On this trip Kee and Tommy brought with them former Alien bassist Ken Sandin, who was also involved in the Kee Of Hearts project and Marcello’s solo band and drummer Darby Todd, also in Marcello’s solo band. The band’s name brings clear references to the the so popular 1988 Europe album and to take it to the full, said album’s producer Ron Nevison was also brought in for mixing purposes here. By doing so, Marcello has put his band in a seat where big expectations will follow this record both quality-wise and musically – most buyers will expect this record to follow in the footsteps of said album. Personally, I’m not worried about the song-quality at all – Marcello’s solo albums has all been solid – and then some – releases and whether this album goes into Out Of This World territory or not matters little as long as I get some killer tunes. That said, I’m intrigued to the max to give this album a spin.

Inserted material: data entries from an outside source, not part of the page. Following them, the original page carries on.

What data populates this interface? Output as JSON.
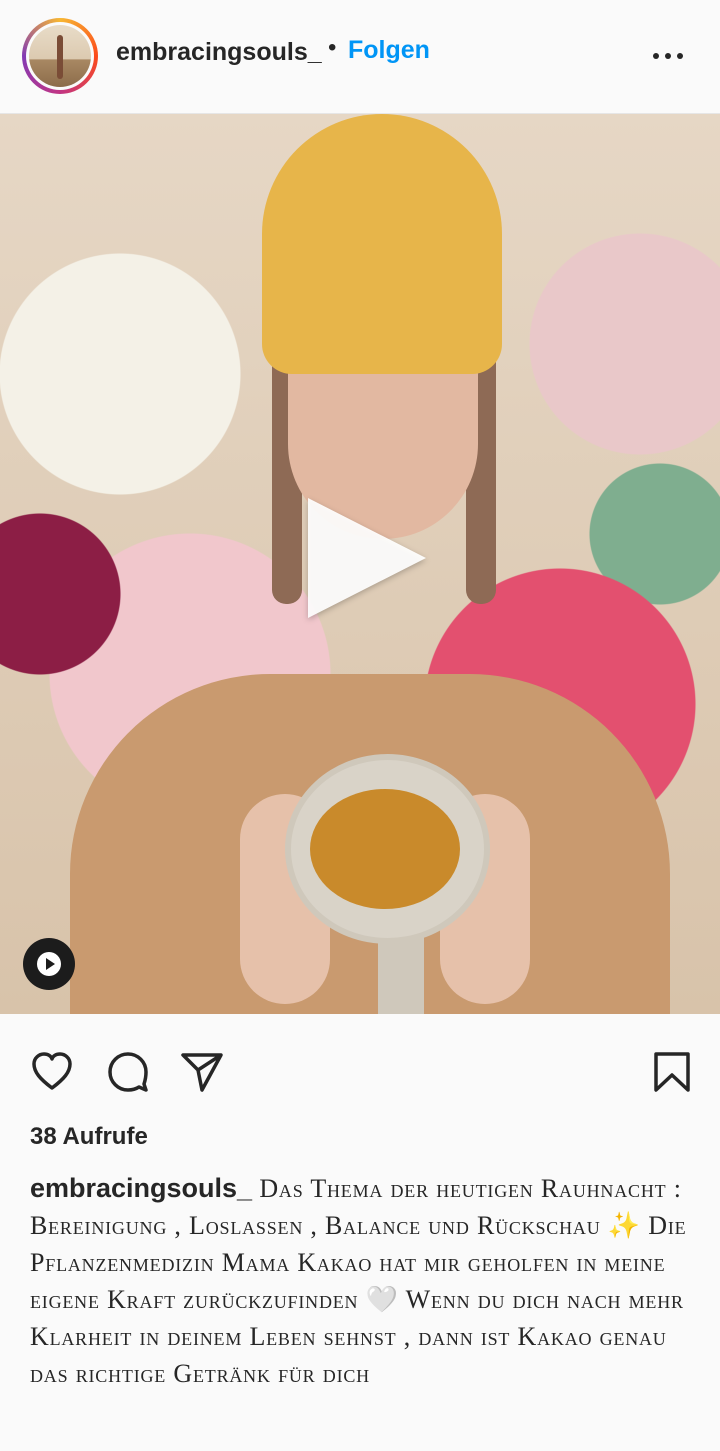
{
  "header": {
    "username": "embracingsouls_",
    "separator": "•",
    "follow_label": "Folgen",
    "more_icon": "more-horizontal-icon"
  },
  "media": {
    "type": "video",
    "play_icon": "play-icon",
    "badge_icon": "reel-icon"
  },
  "actions": {
    "like_icon": "heart-icon",
    "comment_icon": "comment-icon",
    "share_icon": "send-icon",
    "save_icon": "bookmark-icon"
  },
  "stats": {
    "views": "38 Aufrufe"
  },
  "caption": {
    "username": "embracingsouls_",
    "text": "Das Thema der heutigen Rauhnacht : Bereinigung , Loslassen , Balance und Rückschau ✨ Die Pflanzenmedizin Mama Kakao hat mir geholfen in meine eigene Kraft zurückzufinden 🤍 Wenn du dich nach mehr Klarheit in deinem Leben sehnst , dann ist Kakao genau das richtige Getränk für dich"
  },
  "colors": {
    "accent": "#0095f6",
    "text": "#262626",
    "background": "#fafafa"
  }
}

”Twilight”, the album’s opener, throws a riff reminiscent of the song ”Stranded”, a song Swedish singer Tone Norum released back in 1985, and the chorus-melody throws a nod there as well but the resemblance ends there. What we’re given here is a grandiose yet slick AOR-ish rocker, upbeat and driven with a clear nod towards the late 80’s. It’s a quite pompous number with none other than Don Airey (Deep Purple, Ozzy, Rainbow) guesting on keyboards with striking melodies all over and a massive chorus that goes for a KO right away. The tune ends with a long instrumental Melodic Rock jam, taking the song into a 7-minute plus stomper, a brave yet very cool move when it comes to a song with lots of hit-potential. Brilliant.

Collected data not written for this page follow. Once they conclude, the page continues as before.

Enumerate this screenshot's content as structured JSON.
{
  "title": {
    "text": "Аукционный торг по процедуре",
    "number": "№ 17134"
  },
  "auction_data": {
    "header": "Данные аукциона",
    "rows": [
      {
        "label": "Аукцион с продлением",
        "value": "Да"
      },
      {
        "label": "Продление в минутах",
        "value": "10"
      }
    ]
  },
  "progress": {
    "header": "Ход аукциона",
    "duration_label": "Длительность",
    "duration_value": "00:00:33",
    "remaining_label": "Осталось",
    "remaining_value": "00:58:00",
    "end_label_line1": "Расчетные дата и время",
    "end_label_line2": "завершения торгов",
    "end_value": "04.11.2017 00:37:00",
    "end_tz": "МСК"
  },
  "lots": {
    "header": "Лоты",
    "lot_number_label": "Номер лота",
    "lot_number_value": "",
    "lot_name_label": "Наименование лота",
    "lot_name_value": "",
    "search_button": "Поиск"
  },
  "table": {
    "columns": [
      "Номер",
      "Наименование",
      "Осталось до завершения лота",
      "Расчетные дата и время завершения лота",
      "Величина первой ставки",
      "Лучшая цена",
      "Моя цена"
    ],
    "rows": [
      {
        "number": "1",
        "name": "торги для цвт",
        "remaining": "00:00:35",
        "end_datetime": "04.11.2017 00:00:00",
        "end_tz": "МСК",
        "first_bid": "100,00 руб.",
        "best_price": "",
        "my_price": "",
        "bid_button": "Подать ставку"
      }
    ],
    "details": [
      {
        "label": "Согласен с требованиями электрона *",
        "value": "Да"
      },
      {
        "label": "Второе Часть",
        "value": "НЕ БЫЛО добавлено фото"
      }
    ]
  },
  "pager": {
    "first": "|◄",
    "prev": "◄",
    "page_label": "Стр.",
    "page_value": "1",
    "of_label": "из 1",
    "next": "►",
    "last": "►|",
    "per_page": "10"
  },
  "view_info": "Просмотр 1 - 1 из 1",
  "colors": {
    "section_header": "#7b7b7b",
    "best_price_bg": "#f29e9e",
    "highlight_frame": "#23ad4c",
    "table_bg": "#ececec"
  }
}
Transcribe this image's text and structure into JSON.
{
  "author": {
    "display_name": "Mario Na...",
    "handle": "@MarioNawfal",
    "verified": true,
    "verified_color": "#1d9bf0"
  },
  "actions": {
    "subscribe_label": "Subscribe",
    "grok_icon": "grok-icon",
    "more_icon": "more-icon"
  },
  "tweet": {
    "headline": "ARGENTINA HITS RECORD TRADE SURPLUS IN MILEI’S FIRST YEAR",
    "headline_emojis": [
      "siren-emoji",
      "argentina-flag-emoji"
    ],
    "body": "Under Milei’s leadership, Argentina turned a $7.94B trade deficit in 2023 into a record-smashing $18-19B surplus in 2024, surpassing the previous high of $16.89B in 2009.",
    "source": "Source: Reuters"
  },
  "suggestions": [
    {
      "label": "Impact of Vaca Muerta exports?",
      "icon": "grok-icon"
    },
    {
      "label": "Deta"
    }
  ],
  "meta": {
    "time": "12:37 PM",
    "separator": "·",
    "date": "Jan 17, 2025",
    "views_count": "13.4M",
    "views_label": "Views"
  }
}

Released as a teaser, the upbeat ”Hanging On” follows with a huge 80’s atmosphere – especially in the keyboard sound – and brings on some big AOR touches right in the vein of Easy Action and at times even Heart. Every melody is spot-on, the hooks are everywhere and there’s a massive vocal-arrangement with tremendous backing vocals which lifts the song even further. The refrain is enormous as well, deliciously catchy and to my ears, this screams HIT by the mile. Fantastic. Airey’s massive keyboards returns in the mid-paced ”In A Million Years”, a song that borders to a power ballad but still is not, much to the powerful rhythm-section and Marcello’s chunky guitar. It’s a full-blown AOR number, think a love-affair between Easy Action and Journey. It’s a melodic monster where the verses are catchier than most choruses and the chorus is just to die for. Phenomenal!

”Lighting Up My Dark” is an upbeat pop-rocker where Marcello’s guitar and Airey’s keyboard goes together in the best of harmonies carried by the solid rhythms of Sandin and Darby. It’s a positive and uplifting tune with an addictive main-melody and an all-around catchiness – I’m getting an ”a cold one in the sun” summer vibe from it. Again, the glistening refrain is so hooky it damn hurts and I’m thinking hit-single once again – fantastic! Opening with a quick intro of a striking synth and bouncy drums, ”Staring At The Sun” goes for a more down-beat outlook in the verse only for it to go off into a huge, stompy AOR/Rock belter so full of hooks they could make millions selling them to fishermen. The Europe Out Of This World connection is present but not in a cloning kind of way and the big late 80’s feel of the song is all over the track without sounding the least dated or old. It’s a smooth AOR-rocker with an enormous hit-potential – how terrific!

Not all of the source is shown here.